I met with S again. I told her I wanted to have H served. He wanted me to make up my mind? He was going to have to wait. And if he wasn’t going to be kind or supportive in the meantime, to heck with him.
I told S about looking at couple profiles, and about how I hadn’t felt any divine inspiration. At group I heard birth moms talk about the warm fuzzy feelings they had, and how they just knew when they saw their couple’s profile that they’d chosen right, and all sorts of other maudlin and sometimes nauseating clichés and hearts-and-flowers stories. I told S that I hadn’t felt that with any of the couples I’d seen. They seemed nice enough, sure. But there had been no heavenly choirs, no pillars of light.
She said that was normal, and that despite what I might have heard at group, she didn’t know any birth mom who’d had instant warm fuzzies. They all started off picking a few couples they liked, narrowing down the list, and meeting with them. I felt better after that. But I still didn’t feel 100% that adoption was the right decision.
My appetite was spotty, and my temper was all over the place. My brain was a thick swamp of hormones and hunger-crabbiness, and it was hard to think clearly about the right decision for my baby. I went back and forth on adoption like a tennis ball at Wimbledon. I was getting fatter, which depressed me because I lost weight after my dad died and I’d gotten down to a respectable size 12 when I got pregnant. I told myself that at the very least, if I went with adoption, the grief of losing my baby might equal my grief at losing my father, and I’d grieve myself back down to a smaller size.
That seemed like a bad way to decide on my baby’s future – a future I’d begun to wonder about more and more. What sort of person would my little Strawberry be? What would she (I always knew it was a she) do with those tiny fingers she was growing? Play an instrument? Throw a baseball? Write novels? My pregnancy hadn’t seemed completely real to me in the past.
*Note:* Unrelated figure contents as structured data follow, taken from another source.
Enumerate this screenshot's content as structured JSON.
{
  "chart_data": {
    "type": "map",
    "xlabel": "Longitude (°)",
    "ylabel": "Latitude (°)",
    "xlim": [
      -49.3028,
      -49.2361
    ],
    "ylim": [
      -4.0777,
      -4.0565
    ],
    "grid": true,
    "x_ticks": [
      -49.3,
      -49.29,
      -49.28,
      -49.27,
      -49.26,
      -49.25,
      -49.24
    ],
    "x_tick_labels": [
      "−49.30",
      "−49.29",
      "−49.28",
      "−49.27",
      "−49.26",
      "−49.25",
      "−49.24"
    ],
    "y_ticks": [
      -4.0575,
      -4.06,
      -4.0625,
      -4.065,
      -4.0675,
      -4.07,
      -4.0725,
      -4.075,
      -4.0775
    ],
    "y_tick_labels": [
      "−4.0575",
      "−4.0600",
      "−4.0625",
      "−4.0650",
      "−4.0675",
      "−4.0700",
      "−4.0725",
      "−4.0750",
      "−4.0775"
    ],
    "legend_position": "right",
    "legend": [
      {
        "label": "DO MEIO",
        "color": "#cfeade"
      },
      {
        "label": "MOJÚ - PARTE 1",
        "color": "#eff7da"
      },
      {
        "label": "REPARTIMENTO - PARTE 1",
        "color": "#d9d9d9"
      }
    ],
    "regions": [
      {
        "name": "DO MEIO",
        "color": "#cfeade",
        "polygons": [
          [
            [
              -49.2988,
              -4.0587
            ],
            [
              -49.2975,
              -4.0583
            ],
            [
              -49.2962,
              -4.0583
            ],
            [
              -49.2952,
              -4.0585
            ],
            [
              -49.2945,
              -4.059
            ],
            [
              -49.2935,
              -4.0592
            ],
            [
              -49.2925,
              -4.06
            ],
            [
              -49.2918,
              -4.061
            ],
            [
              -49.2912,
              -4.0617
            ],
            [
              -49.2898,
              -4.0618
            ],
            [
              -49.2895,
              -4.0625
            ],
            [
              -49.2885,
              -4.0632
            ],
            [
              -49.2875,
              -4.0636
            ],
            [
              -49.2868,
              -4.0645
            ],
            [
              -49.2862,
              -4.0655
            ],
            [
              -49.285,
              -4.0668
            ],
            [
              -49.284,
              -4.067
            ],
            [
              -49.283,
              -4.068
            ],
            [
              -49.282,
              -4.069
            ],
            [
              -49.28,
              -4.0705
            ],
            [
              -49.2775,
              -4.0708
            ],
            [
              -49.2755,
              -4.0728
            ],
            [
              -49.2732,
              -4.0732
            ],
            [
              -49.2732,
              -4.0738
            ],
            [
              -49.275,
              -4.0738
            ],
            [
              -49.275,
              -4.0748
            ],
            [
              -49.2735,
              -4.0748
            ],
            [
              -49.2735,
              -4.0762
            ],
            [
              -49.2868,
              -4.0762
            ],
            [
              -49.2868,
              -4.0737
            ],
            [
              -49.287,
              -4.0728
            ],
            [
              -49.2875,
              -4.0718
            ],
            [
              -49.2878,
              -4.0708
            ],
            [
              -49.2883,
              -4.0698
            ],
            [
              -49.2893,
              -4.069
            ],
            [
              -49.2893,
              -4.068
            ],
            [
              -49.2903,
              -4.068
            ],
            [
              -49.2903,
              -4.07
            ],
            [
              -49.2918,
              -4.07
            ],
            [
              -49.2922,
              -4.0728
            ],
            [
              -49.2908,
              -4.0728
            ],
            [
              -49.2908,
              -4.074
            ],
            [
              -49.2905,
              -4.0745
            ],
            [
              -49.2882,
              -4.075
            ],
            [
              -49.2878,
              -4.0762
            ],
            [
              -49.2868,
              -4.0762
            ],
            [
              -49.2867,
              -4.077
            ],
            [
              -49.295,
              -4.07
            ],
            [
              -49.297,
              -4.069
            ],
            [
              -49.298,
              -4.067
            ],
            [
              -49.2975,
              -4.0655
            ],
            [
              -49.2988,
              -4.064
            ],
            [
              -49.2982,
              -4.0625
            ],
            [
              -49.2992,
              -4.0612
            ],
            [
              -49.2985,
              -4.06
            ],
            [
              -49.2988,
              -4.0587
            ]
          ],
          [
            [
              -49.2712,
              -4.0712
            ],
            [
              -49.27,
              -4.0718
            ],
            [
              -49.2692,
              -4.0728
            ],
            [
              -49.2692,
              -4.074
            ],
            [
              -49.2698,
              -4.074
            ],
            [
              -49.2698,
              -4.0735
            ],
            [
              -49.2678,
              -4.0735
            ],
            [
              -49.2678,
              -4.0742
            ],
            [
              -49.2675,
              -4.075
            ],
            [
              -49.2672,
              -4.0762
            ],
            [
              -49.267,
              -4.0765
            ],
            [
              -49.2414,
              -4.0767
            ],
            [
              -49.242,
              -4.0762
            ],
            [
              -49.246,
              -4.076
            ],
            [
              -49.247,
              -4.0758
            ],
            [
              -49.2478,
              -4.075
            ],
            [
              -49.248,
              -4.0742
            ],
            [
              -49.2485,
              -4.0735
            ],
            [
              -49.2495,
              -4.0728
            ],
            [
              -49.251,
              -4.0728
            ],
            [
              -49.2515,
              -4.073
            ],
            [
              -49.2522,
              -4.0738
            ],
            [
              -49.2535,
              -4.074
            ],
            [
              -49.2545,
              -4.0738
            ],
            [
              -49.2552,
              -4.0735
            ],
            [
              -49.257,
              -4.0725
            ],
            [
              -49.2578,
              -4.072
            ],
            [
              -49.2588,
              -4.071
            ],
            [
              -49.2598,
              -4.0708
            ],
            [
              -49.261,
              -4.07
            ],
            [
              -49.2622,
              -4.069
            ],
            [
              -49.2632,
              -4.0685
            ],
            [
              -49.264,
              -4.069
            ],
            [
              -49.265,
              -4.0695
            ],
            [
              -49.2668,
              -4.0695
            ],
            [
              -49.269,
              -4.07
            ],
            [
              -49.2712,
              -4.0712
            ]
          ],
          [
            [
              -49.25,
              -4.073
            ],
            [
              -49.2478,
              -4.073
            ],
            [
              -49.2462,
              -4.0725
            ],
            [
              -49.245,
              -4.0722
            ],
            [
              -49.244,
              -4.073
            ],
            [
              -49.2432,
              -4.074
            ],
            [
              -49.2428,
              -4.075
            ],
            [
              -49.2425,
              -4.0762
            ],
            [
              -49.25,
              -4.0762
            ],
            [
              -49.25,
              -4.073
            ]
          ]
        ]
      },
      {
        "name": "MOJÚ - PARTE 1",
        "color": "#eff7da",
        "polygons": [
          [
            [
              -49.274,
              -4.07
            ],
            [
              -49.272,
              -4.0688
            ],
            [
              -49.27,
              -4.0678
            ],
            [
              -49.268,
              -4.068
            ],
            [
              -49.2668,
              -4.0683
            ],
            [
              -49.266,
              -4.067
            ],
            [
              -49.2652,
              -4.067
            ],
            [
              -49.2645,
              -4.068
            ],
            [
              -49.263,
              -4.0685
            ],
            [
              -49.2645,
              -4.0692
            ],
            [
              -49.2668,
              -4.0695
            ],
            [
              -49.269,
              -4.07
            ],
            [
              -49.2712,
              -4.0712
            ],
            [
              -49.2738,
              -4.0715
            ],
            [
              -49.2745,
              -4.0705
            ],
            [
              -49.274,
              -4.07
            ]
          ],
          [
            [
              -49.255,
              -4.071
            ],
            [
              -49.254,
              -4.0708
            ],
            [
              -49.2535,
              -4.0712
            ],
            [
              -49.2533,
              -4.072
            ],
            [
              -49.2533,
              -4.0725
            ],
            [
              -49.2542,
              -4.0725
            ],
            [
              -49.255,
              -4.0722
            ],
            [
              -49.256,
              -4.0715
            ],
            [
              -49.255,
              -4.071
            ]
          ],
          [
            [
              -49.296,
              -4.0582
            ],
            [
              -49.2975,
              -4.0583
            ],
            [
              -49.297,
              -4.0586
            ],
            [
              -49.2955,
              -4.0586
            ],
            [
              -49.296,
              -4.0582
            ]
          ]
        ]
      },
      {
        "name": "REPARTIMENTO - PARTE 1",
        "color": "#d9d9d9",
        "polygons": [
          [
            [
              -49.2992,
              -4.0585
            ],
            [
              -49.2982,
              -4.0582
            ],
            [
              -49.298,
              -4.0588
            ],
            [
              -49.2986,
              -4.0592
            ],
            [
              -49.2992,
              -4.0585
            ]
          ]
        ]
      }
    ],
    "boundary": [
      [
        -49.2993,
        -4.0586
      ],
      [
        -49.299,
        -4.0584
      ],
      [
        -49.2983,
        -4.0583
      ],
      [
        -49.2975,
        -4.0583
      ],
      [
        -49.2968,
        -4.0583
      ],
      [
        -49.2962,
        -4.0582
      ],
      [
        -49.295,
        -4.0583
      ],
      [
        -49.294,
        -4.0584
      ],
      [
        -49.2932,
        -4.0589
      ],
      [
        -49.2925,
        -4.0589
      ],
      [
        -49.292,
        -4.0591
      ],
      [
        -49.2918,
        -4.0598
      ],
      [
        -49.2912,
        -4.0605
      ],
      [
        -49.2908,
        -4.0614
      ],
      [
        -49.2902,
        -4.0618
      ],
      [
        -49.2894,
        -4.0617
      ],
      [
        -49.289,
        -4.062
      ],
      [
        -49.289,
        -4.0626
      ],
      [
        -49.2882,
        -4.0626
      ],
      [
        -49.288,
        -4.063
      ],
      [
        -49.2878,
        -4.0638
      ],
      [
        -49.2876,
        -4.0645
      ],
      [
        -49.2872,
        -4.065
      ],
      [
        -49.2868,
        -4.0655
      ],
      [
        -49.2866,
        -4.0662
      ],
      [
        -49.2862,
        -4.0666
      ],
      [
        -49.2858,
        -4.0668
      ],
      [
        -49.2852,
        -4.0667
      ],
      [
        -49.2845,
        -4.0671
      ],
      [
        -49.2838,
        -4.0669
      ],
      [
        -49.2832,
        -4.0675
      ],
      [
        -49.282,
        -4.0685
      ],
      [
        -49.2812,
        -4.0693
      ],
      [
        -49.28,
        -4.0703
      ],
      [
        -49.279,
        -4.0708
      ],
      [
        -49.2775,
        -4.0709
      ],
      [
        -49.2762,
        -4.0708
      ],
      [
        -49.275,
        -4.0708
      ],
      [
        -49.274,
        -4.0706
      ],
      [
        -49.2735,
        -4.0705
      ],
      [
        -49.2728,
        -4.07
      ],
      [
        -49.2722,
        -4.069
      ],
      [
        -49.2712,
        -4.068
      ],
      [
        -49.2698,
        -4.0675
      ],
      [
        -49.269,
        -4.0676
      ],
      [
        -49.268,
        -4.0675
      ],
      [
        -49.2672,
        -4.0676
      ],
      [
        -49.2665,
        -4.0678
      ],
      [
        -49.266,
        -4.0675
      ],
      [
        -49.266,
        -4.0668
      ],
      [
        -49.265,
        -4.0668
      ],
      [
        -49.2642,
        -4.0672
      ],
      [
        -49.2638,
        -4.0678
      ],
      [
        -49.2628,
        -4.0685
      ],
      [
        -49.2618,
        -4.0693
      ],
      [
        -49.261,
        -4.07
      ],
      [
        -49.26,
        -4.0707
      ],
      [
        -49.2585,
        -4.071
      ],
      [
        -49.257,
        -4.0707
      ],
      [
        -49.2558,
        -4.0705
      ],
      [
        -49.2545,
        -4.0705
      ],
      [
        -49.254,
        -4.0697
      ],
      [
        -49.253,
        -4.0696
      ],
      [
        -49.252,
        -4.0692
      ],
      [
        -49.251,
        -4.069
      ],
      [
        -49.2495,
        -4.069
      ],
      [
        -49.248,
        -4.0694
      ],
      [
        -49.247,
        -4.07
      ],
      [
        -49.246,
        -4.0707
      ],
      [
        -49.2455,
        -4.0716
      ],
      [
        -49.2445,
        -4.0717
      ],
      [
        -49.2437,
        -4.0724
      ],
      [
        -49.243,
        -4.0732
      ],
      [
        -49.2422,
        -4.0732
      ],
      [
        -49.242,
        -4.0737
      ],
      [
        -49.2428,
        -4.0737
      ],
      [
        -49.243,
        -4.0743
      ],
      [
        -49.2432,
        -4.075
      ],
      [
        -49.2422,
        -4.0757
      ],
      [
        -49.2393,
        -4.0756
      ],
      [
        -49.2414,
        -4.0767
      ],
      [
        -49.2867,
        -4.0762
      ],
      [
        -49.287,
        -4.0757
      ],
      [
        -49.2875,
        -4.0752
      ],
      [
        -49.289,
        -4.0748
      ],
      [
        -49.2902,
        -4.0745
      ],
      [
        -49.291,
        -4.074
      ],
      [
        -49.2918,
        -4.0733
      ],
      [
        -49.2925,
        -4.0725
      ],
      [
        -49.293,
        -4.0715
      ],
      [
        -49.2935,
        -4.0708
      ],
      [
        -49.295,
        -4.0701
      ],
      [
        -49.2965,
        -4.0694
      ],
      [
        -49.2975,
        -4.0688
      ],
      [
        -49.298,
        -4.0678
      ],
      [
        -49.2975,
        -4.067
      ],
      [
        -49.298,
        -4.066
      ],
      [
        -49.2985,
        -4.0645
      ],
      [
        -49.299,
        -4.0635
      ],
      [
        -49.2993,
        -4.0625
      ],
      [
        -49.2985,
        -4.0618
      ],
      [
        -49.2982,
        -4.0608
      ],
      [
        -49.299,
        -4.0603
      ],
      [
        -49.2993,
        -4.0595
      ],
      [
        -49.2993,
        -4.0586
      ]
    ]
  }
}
My therapist said I was detached. I didn’t feel it. Where once I had hoped to miscarry, with each day that passed I became more and more alarmed at the possibility of a miscarriage. The thought of losing my precious little fetus was unbearable. I took care of myself better than I ever had before.
I got a “Merry Christmas” text from H. I wasn’t sure what to think about that. My head knew, but my heart was confused. The part of me that still loved him wasn’t ready to completely shut him out. That part of me still wanted him around; wanted him to step up and be supportive and mature. I texted him back. He didn’t reply. I wept.
S texted me on New Year’s Eve telling me she’d given H’s information to the process server people. I watched a “Twilight Zone” marathon and brooded. I’d wasted so much of the past year! I wanted to take it all back, never have met H, spent more time with my father. I missed my dad so much! It seemed impossible for me to get through everything without him here. The past four months felt like years. How was I supposed to get through the next year without my daddy?
And how would my precious baby get by without a wonderful daddy like I’d had? The thought pained me. A little girl needs her daddy. But I was also pained at the thought of carrying this baby and then handing her to strangers. I didn’t know what I was going to do. I only hoped that the next few months would provide me with a few answers.